A russian researcher (I put the work in quotes because he is more of a teen whose biggest wish is to brag) claims to created an undetectable rootkit called Unreal. My thoughts are:

  • EP_X0FF and the likes should get a first life. Somebody who is incapable of logical reasoning, who calls killing an utility bypassing it and tries to chat with anybody he believes to be a girl is not somebody who should be taken seriously (and neither should their product).
  • It is surprisingly how little attention the practice of running as limited user (as opposed to Administrator) gets both from security companies who don't even mention it in their list of steps you can take to be more safe and from Microsoft itself. It is even more surprising if you think about the fact that running as limited user eliminates the possibility of getting infected by (kernel) rootkits and makes your security products immune to tampering from malware, so that they don't have to use dirty and risky hacks to achieve this. Not yet convinced? Think about this: you get all this security for free (if you purchased Windows :-D), most programs have no or very little problem running under limited accounts and Microsoft has now a free program which can be used to quickly diagnose problems with ill-behaved programs.
  • There is of course the whole issue of ethical conflict, an other reason to ignore EP_XOFF and the likes.
  • There will never be a generic detection for rootkits, because any detection will have to run in the same security domain as the rootkit (we suppose that the tool is used after the fact). Much like the good old DOS days and the advice is the same: boot from a clean media (floppy in the old days, CD-ROM today) and do a scan from there. The big difference is however that we have the technological possibility to confine the malware: it is called protected mode. All you have to do is to run an operating system capable of using it (which is true for all the current ones, including Windows, Linux, the BSD variants, Mac OSX, etc) and configure it properly so that you don't use the Administrator / root account!
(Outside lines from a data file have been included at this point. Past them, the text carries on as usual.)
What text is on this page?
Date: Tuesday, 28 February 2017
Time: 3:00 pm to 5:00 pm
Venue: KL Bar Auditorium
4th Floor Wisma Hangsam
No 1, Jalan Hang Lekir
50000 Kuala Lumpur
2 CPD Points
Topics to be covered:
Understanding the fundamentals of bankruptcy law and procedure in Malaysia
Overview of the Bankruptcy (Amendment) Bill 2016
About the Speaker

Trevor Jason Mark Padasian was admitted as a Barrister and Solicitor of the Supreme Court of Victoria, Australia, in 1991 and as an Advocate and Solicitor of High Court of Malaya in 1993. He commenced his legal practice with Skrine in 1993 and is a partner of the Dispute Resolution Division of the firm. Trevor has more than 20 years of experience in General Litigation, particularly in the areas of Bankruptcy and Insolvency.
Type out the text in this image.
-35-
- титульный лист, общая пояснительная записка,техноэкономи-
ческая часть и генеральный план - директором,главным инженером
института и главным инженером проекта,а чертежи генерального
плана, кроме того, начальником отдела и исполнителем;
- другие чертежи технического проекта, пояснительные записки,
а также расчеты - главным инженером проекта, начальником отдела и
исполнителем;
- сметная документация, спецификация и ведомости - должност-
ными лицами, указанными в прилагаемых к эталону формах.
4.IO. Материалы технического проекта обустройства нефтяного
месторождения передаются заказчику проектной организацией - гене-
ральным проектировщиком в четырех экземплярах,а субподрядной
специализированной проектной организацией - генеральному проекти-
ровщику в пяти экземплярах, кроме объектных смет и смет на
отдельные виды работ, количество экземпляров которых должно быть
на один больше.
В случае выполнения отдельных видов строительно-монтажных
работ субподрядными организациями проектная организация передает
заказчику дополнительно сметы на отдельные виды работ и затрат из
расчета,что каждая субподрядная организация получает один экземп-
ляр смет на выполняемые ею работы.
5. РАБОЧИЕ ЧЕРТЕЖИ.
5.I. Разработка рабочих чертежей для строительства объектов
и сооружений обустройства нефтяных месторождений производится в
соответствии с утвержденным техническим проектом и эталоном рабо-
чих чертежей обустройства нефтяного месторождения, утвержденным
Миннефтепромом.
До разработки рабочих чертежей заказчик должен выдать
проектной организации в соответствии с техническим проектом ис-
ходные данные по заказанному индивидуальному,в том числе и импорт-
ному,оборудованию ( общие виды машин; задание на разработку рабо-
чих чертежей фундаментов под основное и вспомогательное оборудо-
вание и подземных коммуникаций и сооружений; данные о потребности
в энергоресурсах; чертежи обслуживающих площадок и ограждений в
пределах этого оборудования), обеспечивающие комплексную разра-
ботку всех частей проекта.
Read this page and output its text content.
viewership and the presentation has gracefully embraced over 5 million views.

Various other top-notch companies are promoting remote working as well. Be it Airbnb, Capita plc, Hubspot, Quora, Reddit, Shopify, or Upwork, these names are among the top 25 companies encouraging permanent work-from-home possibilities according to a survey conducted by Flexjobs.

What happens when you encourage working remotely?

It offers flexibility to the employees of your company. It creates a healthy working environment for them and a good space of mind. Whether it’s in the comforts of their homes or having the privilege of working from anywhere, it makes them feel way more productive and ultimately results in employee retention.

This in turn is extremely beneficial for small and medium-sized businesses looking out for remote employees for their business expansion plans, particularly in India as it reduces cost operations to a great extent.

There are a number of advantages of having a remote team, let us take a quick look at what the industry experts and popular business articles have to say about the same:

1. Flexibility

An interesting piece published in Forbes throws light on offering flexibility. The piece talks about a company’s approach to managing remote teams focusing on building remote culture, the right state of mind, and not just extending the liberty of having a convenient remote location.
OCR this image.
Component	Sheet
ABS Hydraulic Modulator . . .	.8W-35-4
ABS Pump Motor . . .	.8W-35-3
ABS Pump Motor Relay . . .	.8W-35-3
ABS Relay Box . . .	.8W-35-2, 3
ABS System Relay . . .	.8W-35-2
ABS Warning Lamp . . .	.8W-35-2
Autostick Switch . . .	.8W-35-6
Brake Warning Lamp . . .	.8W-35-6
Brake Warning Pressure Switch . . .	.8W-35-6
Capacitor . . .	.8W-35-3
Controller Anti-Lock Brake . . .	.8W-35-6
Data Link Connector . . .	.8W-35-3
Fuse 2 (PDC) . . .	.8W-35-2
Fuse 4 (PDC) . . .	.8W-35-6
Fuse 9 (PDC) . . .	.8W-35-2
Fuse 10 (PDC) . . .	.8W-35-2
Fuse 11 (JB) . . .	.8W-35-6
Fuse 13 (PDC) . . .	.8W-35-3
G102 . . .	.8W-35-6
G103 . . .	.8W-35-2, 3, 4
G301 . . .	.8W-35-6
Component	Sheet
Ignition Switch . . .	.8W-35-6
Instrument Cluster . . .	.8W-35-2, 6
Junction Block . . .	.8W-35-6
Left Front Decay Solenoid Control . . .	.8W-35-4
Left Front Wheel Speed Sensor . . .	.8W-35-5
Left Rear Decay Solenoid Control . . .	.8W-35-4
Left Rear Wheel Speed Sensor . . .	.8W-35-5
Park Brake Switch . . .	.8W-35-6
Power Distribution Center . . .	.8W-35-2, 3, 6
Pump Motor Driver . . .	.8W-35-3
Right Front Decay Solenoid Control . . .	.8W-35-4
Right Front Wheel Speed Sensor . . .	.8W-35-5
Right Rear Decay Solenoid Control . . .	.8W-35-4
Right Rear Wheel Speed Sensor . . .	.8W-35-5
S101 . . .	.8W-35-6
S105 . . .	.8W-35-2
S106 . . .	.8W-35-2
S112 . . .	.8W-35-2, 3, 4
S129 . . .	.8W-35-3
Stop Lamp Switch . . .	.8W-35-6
In conclusion, my plea to the security companies is: if you are serious about user education, start educating them about running as non-privileged users!


  1. Anonymous2:13 PM

    blabla blabla nothing constructive , code something like rku then you can talk about something you dont know

  2. Anonymous6:15 PM

    Im from the sysinternals forum, im with you, and there is no need to be a "wiz coder", to have logical reasoning!!!, check your post and with that you will see my reply.